Entro al departamento y la encuentro a Inés en la puerta de la habitación. Arriba de la mesita de luz vibra la cuchara de María que establece un ritmo. Es el ritmo de los espasmos a través del cuerpo, escapan lentamente por las sábanas, hacen de la habitación un gran tambor negro que resuena en mi cabeza, una y otra vez. Es solo un alivio, me dice Inés y los ojos se me parten en pedazos líquidos. No puedo llorar.
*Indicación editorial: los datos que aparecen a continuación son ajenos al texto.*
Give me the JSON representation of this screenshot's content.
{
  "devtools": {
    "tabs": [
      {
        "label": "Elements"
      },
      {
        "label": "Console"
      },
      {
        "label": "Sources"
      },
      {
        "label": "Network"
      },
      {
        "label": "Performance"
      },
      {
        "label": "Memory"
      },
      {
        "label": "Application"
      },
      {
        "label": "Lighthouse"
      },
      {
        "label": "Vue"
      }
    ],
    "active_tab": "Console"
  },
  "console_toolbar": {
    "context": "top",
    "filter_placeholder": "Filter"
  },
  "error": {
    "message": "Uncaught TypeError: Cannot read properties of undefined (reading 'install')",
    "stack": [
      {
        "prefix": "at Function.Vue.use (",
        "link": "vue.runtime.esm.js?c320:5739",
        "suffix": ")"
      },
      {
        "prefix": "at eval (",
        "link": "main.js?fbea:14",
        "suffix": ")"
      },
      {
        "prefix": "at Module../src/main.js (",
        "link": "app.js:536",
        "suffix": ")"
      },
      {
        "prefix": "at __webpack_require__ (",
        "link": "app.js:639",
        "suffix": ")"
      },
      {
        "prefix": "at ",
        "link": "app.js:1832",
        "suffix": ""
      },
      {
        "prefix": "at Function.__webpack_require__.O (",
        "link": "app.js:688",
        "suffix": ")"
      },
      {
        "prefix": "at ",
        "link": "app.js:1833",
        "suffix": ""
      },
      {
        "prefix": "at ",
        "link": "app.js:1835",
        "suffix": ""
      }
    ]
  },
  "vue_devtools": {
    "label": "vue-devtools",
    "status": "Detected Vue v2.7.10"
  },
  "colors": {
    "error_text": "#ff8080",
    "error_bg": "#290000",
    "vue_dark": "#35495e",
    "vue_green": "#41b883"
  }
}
Y todas mis palabras serían inútiles, y todas las cosas siguen igual que hace cinco segundos. Afuera los jacarandáes son grises y son parte de la plaza del pibe, el cartonero y la pareja de enamorados. Los imagino cerca. Le tomo la mano a María. Y la cama ahora es una licuadora de carne, huesos y alma. El ritmo negro sigue pulsando sobre la cuchara, ella levanta la mirada quiere más: Un poco de piedad. Eso es lo único que pide. Eso es lo único que le damos.
5 comentarios:
Me encanta este cuento. Muy bueno, Santi.
Juan
Muchas gracias, Juan!!!
Santi
Que bueno Santi !! Es desesperante y a la vez tiene como una cosa de resignación en la tristeza...
Me gustó mucho.
Alberto.
MUCHAS GRACIAS A TODOS POR LA FUERZA Y EL CARIÑO!
sAnTi
guau, me re gustó esto.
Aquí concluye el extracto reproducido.